The ideal responses to mainline and extreme risks appear to be different.
I’m curious to know what you think the difference is. Both problems require greenhouse gas emissions to be halted.
Adjusting this by giving more expensive things higher neglectedness scores in effect takes the ‘cost’ out of the ‘cost-effectiveness analysis’.
The neglectedness guidelines focus on the level of existing funding. I argue that this is an insufficient view—that if you have two problems who require $100 or $200 of total funding to solve completely, if they both have $50 of funding today, they are not equally neglected. The denominator matters—the $200 problem is much further from being solved.
Using a completely different framework would be fine, but making this adjustment alone causes one to depart from any notion of good done per effort put in.

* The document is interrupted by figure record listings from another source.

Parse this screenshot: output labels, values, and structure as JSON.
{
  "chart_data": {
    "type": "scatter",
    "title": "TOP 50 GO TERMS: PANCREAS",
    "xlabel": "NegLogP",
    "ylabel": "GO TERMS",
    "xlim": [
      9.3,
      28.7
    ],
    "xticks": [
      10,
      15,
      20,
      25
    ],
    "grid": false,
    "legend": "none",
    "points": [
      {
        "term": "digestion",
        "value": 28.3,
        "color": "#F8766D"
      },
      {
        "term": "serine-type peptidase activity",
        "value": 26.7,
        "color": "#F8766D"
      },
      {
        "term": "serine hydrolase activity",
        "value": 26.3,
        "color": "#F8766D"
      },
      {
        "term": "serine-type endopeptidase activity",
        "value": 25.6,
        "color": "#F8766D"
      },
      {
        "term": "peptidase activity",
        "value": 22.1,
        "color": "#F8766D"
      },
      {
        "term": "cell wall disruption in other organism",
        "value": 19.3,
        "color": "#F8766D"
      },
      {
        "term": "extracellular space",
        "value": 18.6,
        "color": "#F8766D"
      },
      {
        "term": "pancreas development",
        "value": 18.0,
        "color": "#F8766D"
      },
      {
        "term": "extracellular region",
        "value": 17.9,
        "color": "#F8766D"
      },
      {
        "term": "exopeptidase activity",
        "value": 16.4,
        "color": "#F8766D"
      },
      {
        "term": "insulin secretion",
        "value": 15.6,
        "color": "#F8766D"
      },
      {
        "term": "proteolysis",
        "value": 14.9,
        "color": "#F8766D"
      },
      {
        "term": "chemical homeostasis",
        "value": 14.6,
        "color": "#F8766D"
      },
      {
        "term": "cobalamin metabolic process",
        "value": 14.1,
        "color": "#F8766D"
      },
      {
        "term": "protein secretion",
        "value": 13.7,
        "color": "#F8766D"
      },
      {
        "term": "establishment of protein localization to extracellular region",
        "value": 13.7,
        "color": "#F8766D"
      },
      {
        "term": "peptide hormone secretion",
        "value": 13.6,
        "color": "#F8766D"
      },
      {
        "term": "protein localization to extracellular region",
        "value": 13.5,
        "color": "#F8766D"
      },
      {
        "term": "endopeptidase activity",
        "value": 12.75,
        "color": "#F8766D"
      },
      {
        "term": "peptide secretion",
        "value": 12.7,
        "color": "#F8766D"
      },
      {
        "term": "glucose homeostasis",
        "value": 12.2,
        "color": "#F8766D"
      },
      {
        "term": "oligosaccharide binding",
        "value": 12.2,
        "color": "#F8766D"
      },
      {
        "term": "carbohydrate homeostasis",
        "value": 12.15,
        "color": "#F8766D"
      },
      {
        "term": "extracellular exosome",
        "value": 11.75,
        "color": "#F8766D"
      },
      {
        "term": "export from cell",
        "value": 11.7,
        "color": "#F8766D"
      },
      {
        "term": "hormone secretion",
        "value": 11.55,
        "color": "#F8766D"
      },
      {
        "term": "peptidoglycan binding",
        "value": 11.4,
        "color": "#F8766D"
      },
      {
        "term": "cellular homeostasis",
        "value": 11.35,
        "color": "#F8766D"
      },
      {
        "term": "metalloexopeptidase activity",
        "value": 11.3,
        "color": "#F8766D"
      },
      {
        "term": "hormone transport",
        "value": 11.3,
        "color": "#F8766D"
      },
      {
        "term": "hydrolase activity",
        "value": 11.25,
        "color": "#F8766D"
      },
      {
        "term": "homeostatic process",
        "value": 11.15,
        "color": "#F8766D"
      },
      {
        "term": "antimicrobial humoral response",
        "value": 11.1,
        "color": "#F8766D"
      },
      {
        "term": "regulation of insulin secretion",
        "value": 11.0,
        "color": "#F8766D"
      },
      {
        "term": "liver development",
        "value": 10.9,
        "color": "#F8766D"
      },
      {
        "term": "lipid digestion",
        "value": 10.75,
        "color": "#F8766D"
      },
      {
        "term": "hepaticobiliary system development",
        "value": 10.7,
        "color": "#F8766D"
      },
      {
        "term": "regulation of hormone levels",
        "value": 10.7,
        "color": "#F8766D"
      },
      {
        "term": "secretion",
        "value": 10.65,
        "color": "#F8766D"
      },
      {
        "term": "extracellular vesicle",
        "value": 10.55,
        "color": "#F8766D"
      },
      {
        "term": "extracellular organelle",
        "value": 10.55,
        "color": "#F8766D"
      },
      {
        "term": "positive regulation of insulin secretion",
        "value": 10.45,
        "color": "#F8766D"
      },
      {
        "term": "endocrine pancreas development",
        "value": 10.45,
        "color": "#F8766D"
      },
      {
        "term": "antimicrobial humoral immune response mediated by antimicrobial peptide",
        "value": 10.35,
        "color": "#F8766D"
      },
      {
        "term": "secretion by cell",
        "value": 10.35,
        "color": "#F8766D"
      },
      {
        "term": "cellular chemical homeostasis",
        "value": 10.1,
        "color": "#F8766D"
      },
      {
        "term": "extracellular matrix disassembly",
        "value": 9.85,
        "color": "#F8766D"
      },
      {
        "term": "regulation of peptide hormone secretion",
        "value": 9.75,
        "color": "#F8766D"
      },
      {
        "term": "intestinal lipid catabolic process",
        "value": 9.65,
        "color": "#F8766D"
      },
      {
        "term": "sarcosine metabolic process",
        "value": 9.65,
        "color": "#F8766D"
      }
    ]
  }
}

Perhaps I’m proposing a slightly different framework—but it’s definitely not one divorced from the notion of caring about the good done per effort put in. I just don’t believe that climate change is really at saturation point for the level of effort.
Qualified ’need’s
Fair point about use of language. I’ll try and address this in a future edit.
I’ll definitely take a look at the cost effectiveness calculations and see if I can work references to these into my draft. In particular, I’m interested to find out what assumptions they are based on.
The other blog post you shared looks to me to have a key flaw—it models emissions as having a sharp spike where they go from growing quickly to declining quickly. This seems very unlikely to me—and the smoother curve as growth slows and turns into decline implies a greater area under the curve and hence a much greater final impact of delay.